Although last Saturday’s shooting was the first homicide in the village in 3 1/2 years, the sidewalks of Westwood have been the scene of frequent scuffles and verbal assaults between gang members, merchants said.

“Clearly, there is a gang presence in the village and on the Westside,” said Steve Saltzman, chairman of the anti-crime task force of the Los Angeles West Chamber of Commerce.

Police Lt. Gabe Ornelas, commanding officer of the West Bureau Community Resources Against Street Hoodlums unit, confirmed that gangs have been coming regularly to the village over the last two years.

Advertisement

The gangs have intimidated many potential customers on weekend nights after about 10, when most movies let out, the merchants said.

“There’ve been several fights,” said the manager of a Broxton Avenue store, who asked that his name not be used. “It’s gotten continually worse. It’s like a mob scene every weekend.”

The manager said a young man who appeared to be a gang member recently barged into the store and threw a magazine rack at another man during a fight. The throng of loitering youths outside his store regularly cuts into his business by intimidating potential customers, he said.

Martin Hsieh, owner of Swensen’s Ice Cream Factory on Broxton, said he has noticed more people who he thought were gang members standing outside his store in the last year.

“People considered Westwood one of the safest places,” he said. “Now, it’s no longer. We depend on the visitors. If the place is not safe, they will not come. I hope this will stop.”

Like many Broxton Avenue merchants, Hsieh said that on weekend evenings, youths hang out near his store, blocking the entrance. It was only yards from his restaurant that the shooting occurred last Saturday. His was one of several businesses to which panicked bystanders fled when the shooting broke out about 10:45 p.m.

Advertisement

Dramatic Decline

The owner of a restaurant on Gayley Avenue, who asked that his name not be used, said he has noticed a dramatic decline in the quality of the village in the 10 years he has been in business.
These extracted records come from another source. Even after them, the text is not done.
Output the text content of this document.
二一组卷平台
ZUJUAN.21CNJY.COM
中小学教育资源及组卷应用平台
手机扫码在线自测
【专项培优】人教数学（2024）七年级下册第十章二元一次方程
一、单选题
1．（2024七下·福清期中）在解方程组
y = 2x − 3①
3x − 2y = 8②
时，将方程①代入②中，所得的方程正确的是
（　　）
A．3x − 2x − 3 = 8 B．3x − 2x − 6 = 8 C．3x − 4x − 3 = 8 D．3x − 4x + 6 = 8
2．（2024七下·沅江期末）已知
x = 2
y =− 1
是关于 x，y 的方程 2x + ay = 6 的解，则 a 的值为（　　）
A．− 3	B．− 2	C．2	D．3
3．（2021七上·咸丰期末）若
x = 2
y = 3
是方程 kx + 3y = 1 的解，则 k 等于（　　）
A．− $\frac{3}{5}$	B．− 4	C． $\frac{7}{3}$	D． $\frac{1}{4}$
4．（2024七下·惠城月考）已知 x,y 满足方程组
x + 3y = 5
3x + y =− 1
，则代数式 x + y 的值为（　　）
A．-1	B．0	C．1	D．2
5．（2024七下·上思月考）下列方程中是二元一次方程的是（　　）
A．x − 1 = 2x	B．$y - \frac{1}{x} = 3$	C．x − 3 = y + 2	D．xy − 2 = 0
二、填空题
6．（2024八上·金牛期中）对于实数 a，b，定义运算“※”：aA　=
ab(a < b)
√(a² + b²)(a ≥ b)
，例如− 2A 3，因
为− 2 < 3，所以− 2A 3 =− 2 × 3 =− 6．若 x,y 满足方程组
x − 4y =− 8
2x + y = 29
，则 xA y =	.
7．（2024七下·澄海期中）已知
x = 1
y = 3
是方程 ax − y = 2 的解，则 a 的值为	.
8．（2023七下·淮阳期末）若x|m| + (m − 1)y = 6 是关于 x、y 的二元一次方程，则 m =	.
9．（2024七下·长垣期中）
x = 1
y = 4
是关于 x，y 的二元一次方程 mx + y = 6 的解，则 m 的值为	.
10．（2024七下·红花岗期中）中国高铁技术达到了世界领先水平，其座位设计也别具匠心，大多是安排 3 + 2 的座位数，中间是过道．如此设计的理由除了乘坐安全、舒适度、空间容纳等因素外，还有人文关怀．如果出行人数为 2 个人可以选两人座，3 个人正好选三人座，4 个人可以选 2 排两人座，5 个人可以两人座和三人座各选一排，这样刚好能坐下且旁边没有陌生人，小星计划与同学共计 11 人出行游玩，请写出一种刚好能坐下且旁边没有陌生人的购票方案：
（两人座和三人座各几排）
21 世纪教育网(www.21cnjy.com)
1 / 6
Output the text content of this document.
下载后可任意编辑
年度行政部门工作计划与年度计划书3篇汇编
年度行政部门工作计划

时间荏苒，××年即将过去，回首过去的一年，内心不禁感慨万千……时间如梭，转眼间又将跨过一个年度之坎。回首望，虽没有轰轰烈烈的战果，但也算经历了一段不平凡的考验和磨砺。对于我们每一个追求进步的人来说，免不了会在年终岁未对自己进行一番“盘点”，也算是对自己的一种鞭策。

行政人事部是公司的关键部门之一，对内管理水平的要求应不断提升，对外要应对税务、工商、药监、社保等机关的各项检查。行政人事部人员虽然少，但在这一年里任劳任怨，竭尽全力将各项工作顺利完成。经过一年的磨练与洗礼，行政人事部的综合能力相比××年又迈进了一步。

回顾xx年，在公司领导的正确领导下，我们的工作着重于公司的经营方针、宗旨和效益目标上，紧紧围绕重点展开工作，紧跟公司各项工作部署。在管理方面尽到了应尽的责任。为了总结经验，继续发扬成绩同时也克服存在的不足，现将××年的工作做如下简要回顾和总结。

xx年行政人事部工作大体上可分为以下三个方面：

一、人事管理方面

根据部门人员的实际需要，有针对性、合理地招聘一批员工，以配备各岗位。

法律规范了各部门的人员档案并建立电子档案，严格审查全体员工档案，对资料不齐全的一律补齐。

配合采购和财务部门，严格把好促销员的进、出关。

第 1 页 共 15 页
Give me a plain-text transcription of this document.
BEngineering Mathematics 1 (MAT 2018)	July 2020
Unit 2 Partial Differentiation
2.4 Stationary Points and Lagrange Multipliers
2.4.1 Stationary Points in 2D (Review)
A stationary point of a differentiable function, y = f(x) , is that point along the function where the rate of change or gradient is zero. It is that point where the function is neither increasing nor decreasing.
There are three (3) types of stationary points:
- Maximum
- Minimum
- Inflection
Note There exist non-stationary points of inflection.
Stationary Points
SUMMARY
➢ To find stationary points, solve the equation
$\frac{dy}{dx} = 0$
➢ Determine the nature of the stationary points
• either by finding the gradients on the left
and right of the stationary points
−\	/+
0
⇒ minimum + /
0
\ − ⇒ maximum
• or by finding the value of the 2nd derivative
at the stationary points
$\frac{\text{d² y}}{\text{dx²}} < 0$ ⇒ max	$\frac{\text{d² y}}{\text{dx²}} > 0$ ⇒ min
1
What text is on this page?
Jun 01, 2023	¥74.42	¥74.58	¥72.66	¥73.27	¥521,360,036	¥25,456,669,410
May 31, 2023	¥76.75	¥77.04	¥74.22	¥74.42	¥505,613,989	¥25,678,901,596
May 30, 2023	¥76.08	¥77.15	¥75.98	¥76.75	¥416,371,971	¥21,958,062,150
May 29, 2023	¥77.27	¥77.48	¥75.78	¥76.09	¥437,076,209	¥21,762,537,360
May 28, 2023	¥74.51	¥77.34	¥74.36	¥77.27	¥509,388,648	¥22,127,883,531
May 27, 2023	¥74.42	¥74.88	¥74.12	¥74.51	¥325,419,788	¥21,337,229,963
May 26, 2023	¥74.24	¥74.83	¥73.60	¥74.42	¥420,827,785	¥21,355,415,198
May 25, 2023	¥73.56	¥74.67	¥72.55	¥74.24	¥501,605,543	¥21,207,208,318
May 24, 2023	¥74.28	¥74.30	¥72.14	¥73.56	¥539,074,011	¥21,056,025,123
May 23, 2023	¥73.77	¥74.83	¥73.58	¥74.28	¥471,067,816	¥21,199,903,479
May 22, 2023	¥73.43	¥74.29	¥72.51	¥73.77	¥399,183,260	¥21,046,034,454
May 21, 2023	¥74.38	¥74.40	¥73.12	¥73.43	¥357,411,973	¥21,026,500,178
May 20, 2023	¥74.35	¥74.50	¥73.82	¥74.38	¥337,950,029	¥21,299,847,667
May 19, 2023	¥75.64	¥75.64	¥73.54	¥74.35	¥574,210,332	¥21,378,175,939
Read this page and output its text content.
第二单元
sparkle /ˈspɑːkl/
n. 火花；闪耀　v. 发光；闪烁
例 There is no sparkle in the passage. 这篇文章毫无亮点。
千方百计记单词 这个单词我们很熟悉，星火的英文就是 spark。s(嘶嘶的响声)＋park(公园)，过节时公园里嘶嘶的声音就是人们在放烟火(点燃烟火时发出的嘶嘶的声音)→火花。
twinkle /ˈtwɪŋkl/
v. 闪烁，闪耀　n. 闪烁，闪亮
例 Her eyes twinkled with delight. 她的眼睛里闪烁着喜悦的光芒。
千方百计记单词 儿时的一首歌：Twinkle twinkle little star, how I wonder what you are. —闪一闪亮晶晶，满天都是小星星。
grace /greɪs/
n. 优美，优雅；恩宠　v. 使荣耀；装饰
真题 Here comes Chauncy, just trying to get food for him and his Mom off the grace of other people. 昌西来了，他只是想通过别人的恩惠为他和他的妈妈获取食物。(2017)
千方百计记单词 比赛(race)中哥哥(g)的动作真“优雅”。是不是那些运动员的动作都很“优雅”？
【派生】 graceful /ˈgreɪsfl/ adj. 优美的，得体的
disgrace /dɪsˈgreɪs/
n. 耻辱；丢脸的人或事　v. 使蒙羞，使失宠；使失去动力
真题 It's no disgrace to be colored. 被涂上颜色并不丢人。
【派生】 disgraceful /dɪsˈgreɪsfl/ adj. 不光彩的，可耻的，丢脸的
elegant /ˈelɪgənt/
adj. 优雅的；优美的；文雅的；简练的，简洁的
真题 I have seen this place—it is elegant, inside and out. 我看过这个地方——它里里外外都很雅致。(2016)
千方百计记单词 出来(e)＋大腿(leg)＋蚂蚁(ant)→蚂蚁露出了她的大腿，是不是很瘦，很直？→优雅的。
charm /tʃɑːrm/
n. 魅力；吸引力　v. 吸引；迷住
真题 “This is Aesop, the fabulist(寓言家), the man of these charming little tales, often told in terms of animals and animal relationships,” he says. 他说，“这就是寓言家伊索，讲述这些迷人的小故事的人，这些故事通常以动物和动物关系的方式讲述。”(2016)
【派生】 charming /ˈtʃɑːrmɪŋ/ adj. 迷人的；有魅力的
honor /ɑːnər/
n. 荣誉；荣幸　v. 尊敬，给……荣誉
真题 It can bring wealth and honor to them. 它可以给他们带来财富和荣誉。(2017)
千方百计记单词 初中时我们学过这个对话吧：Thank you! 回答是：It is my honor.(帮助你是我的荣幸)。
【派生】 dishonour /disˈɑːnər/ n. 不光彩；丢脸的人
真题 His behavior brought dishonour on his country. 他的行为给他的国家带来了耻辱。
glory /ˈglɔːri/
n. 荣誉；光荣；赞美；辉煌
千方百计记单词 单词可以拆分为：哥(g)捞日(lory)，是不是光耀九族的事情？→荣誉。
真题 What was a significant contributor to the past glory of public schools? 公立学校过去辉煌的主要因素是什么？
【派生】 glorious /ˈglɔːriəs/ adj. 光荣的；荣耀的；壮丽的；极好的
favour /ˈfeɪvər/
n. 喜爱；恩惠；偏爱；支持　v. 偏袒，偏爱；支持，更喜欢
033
“We’ve had a lot of people complain that they don’t want to come into Westwood after 10 p.m. because the crowd changes,” he said. “As far as I’m concerned, Westwood is the only place of its kind in L. A., and if they don’t start doing something about it, they’re going to lose the atmosphere.”

A former manager of a Broxton Avenue store attributed the village’s decline to the proliferation of movie theaters in the last decade.

“If they really wanted to get rid of the problem, they would get rid of the theaters,” he said. “You don’t have gangs hanging around bookstores.”

Manzoor and several other merchants said a car ban enacted in the village in June, 1986, to curtail cruising on weekend nights has actually increased crime by encouraging loitering by pedestrians.

Shoplifting Woes

“Cars are not the weapon,” Manzoor said. “They (gang members) carry the weapons.”

Saltzman said he does not see a connection between the car ban and any increase in gang activity. He said the biggest problem in the village is not gangs, but shoplifting and auto thefts.

Advertisement

He said a Chamber of Commerce survey two years ago claimed that shoplifting in the village was 30% higher than figures compiled by police. The discrepancy, he said, was due to the fact that many merchants do not report minor shoplifting incidents to the police.

The Westwood Village Merchants Assn., which represents 115 merchants, is offering a $10,000 reward for information leading to the arrest of a suspect in Saturday night’s shooting. On Tuesday, Yaroslavsky introduced a City Council motion calling for a $25,000 reward. The council is expected to consider the matter on Friday.

“I’m mad as can be,” said Dori Pye, president of the Los Angeles West Chamber of Commerce. “Gangs had better not come into Westwood. Police are gong to work very hard on weekends to assure that this sort of tragedy will not happen again.”